Les poèmes signés Évelyne « Salope » Nourtier sont conformes à bien des égards à ce que l’on attend d’une « créature », « terrassée par sa propre misère sexuelle et le sentiment de sa marginalité radicale45 », ainsi que l’affirme la « mise en garde de l’éditeur » du Poteau rose. Ils peuvent être appréhendés comme de simples documents, mystiques et pornographiques à la fois, témoignant d’une aliénation. Toutefois, malgré les dispositifs éditoriaux ambigus, qui tout en autonomisant l’œuvre en rappellent toujours le caractère « misérable » ou « marginal », les textes se présentent aussi comme un acte de mémoire, une mise en forme concertée du souvenir, à l’image de « Paumes (psaume) » :
Je revois, qui bouge,
Le haut d’un sureau dans le jardin de ma tante, chaque
Feuille, attentive à la productivité du soleil. Et aussi
La courette de mon autre tante au coron, le gris
Des ciments, les angles, le juste interstice
Entre le bas de la porte de chiottes et le sol.
Je revois énormément d’intérieurs – ils se bousculent
Un peu – avec la qualité des ombres ou comment
Une tache de soleil, en fin d’après-midi, glorifie
Tel endroit, porte de placard, cadre, ou mur.
Et me reviennent aussi les odeurs et les sons.

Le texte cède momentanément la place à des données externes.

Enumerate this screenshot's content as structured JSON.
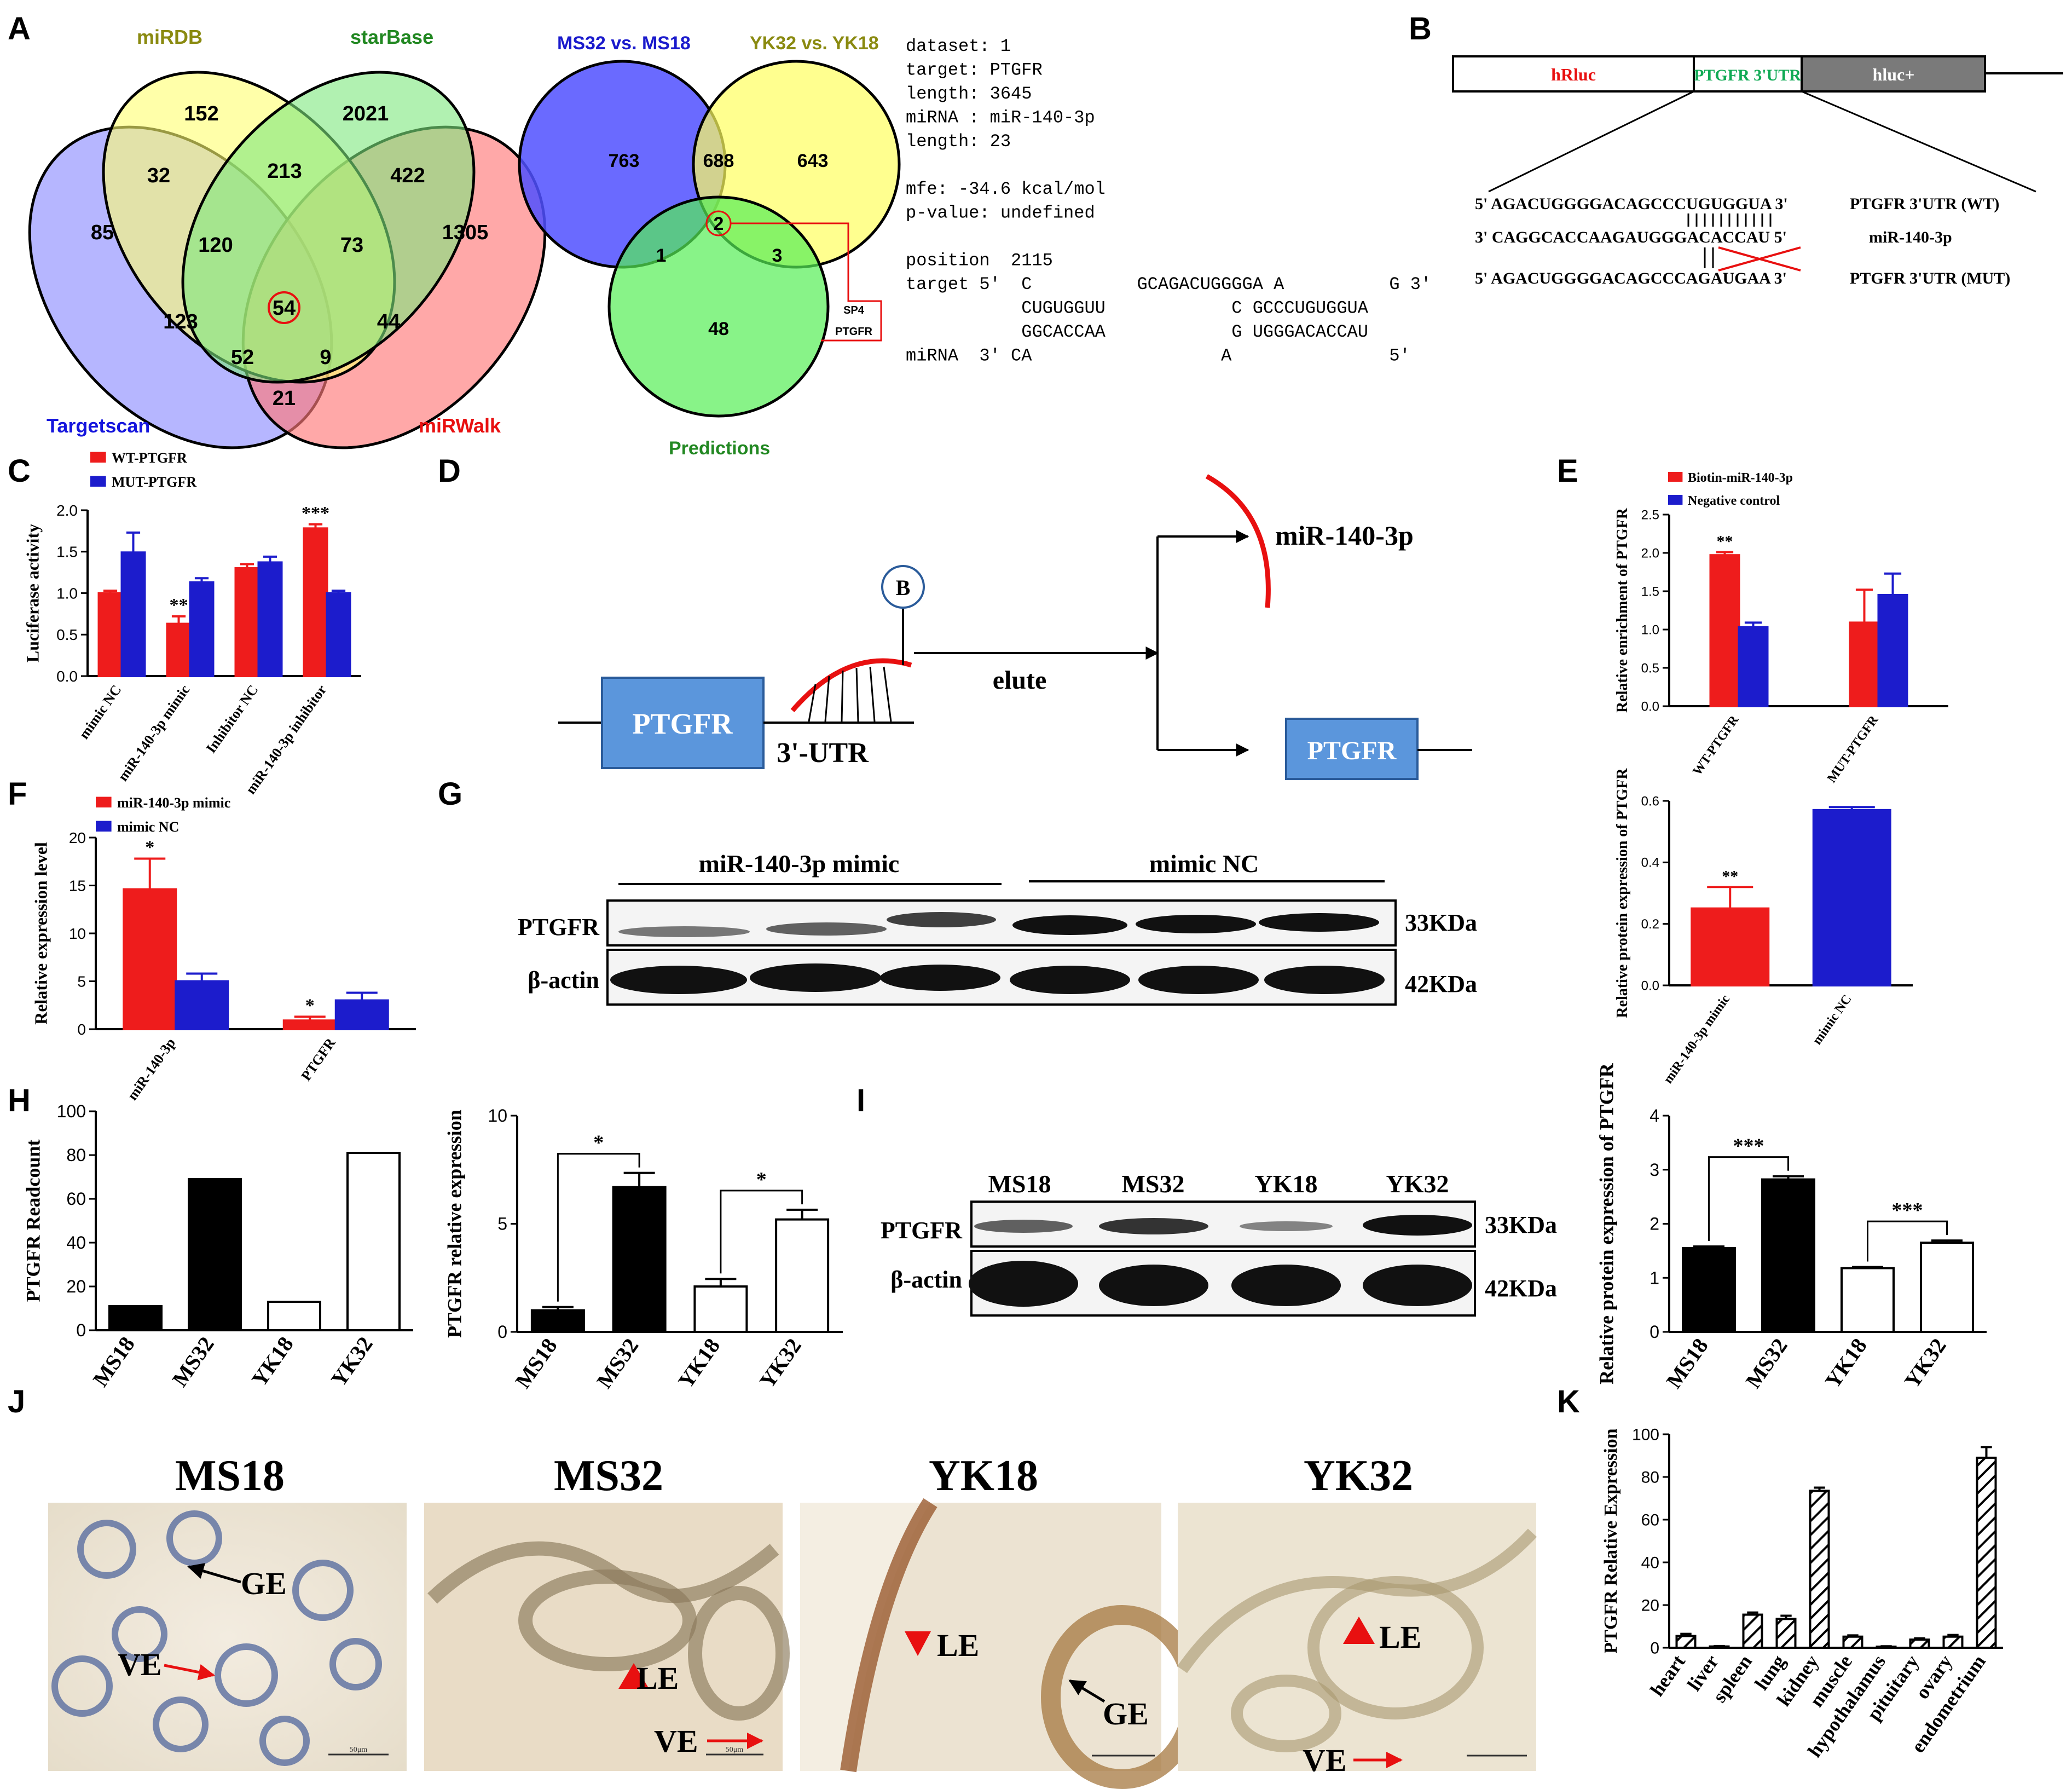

Tout cela est donc bien en moi, existe en moi, continue
Sa vie en moi, aussi évidemment là, qu’alors –
À l’instant où ce morceau de vie fut saisi par moi46.
Sans jamais renoncer aux illuminations mystiques ni à l’obscénité, les textes signés É. S. Nourtier s’inscrivent par ailleurs dans un autre contexte que celui de l’art brut où ils avaient d’abord paru : son nom figure ainsi régulièrement au sommaire du Jardin ouvrier et côtoie ceux d’Ivar Ch’Vavar, Lucien Suel, Pierre Garnier, Christophe Tarkos ou Nathalie Quintane. Nourtier publie dans la revue nombre de poèmes arithmonymes, qui s’essaient à la contrainte inventée par Ch’Vavar et ses amis, consistant à s’imposer un nombre de mots fixes par vers et ce, en vue de « renouveler » la prosodie.
Le nom d’Évelyne « Salope » Nourtier est ainsi l’un des multiples lieux par lesquels crétinerie et invention formelle communiquent et se nourrissent mutuellement (« Ivar Ch’Vavar » est un autre de ces lieux) : le jeu des dispositifs éditoriaux, des contraintes formelles, mais aussi les multiples légendes qui entourent son nom sont le moyen de faire du poème non pas simplement le lieu du ressassement mélancolique d’un deuil impossible, mais aussi la promesse d’un devenir et d’une élaboration du souvenir.
Titre : impasses de l’épique, promesses de l’inachèvement
Cette confrontation du poème au récit – à des récits, des légendes – finit par croiser dans la trajectoire de Ch’Vavar la question de l’épique. Il s’y frotte une première fois avec Hölderlin au mirador, long poème organisé en chants, d’abord publié en feuilleton dans Le Jardin ouvrier, puis repris en volume47 en 2004. Avec Titre, paru en 2011, la tentative épique apparaît dès la première page : « (une épopée inachevée) », indique la couverture, qui prévient donc d’emblée que la tentative n’aboutira pas complètement.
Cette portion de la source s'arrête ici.